In a darkened side hall that wasn’t deemed important enough to warrant one of the carefully rationed oil lamps, a broom rested in a corner. Piety almost didn’t see it. But when it caught her eye, she took it up automatically. It felt familiar.
The halls of Pinefort were well maintained but there was always a bit of debris that had gone unnoticed during the day, scraps of paper and bandages, mud tracked in from the field, and the dust that couldn’t help but accumulate in corners. Piety found solace in carefully gathering the bits of debris into small piles and dispensing with the piles at convenient doors and windows.

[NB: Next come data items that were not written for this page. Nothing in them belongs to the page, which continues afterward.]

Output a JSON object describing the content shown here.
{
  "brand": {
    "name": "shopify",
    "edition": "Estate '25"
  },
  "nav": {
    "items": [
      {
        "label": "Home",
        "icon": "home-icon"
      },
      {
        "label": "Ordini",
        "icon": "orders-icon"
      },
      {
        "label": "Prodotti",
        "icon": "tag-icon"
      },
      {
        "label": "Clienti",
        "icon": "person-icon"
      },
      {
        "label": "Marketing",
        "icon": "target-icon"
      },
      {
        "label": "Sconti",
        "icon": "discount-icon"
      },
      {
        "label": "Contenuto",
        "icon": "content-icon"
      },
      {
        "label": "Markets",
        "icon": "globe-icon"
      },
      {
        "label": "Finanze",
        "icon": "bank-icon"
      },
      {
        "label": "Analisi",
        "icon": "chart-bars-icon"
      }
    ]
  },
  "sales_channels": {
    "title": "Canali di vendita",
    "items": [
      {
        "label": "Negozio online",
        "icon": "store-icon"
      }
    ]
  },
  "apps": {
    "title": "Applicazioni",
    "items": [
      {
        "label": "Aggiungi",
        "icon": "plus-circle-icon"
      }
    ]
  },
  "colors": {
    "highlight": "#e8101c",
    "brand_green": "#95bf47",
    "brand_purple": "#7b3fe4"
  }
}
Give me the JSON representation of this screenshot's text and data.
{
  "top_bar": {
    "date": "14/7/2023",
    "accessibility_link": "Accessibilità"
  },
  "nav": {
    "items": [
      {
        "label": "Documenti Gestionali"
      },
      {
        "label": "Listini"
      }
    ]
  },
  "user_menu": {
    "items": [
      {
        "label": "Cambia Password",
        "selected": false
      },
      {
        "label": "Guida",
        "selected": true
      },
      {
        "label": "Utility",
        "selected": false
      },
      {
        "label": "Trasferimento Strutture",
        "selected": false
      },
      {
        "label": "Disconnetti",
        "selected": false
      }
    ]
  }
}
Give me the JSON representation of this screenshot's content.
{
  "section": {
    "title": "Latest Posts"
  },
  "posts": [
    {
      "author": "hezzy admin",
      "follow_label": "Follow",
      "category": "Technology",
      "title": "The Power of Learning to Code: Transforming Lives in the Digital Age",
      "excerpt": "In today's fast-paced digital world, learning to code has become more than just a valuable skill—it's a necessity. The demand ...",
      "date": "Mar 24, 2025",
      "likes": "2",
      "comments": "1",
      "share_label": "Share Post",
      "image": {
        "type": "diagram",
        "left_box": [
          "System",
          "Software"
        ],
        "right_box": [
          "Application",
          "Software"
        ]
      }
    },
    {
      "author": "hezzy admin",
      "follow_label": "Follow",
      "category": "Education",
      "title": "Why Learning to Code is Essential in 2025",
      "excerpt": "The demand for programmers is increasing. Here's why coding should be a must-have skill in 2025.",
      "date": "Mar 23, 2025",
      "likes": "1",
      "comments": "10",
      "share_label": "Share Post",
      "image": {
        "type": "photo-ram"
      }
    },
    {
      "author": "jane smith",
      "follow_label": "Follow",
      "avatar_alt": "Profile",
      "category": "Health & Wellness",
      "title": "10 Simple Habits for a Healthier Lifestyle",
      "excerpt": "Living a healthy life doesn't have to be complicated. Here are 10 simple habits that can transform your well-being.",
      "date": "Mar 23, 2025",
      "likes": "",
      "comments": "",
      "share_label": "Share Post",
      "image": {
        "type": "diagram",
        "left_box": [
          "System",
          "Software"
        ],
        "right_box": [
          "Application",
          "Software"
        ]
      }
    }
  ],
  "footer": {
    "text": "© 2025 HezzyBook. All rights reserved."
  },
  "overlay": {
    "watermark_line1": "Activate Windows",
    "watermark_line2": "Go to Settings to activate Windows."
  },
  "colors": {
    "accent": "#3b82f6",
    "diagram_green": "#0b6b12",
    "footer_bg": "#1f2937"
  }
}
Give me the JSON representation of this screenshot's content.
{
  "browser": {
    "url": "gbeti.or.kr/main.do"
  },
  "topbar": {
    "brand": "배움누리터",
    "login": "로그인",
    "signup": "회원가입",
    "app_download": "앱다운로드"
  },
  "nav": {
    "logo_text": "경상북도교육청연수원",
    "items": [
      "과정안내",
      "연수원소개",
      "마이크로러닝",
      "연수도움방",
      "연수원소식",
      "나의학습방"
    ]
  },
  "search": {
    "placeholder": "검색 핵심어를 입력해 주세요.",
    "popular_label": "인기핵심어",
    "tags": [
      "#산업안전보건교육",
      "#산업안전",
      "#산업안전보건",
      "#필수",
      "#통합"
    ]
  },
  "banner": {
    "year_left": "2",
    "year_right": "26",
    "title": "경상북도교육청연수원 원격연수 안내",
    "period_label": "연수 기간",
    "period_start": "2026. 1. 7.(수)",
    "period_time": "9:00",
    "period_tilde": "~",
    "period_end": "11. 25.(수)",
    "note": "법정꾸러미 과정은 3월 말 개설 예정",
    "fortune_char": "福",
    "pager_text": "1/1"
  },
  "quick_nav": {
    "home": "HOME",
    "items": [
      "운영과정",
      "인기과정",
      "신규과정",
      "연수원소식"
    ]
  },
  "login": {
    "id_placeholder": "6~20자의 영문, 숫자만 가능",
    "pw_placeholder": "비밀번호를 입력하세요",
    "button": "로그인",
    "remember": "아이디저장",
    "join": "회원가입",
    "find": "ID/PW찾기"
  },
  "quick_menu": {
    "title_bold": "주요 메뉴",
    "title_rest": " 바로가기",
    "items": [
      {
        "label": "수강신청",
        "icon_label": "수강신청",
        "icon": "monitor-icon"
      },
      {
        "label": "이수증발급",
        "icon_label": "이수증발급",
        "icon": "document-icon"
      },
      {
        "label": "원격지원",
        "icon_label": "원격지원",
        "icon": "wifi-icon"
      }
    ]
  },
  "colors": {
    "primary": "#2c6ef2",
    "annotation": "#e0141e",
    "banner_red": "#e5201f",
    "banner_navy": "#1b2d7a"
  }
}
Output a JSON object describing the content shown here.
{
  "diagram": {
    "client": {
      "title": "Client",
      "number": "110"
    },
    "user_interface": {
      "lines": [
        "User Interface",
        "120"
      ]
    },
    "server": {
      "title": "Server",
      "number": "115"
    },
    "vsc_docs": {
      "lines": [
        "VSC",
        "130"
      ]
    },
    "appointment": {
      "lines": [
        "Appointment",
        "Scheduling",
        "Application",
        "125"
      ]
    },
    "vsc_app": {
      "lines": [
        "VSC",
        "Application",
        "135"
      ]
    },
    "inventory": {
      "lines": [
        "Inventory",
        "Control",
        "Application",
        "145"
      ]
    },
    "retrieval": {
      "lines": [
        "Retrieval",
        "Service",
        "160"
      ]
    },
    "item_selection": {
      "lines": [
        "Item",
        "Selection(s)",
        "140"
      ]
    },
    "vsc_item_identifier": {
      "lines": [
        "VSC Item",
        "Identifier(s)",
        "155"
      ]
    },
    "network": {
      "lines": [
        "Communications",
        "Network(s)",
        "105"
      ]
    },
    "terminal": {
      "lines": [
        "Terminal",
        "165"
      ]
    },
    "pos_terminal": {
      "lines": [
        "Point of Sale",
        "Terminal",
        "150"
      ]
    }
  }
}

Hours later, Piety swept the smooth stones at the entrance to Pinefort. She paused to lean on her broom and watch the sunrise. Around her, the township sloped away from her, roofs of red tile appearing only as shadow in the early morning, the streets vacant of villagers, the windows dark while the people behind them slept fitfully.
The black sky became grey became deep blue. A few wisps of cloud drifted about the horizon to catch the light of the sun decorating the sky with orange and pink. The morning summer air was cool with the hint of fair weather, stark contrast to the work Piety knew awaited her.
But not today, she reminded herself.
The scrape of a footstep pulled her attention away from the rising sun to a man in the rough and stained clothes of a traveler. His hair was pure white now, like hers, and longer, also like hers. His face seemed more haggard, more lined than she remembered. But his eyes were bright and sharp as ever, his smile just as she remembered.
“It seems to me we’ve done this before,” he said.
The broom clattered on the stone. Piety embraced him and did not let go until her cheeks were dry.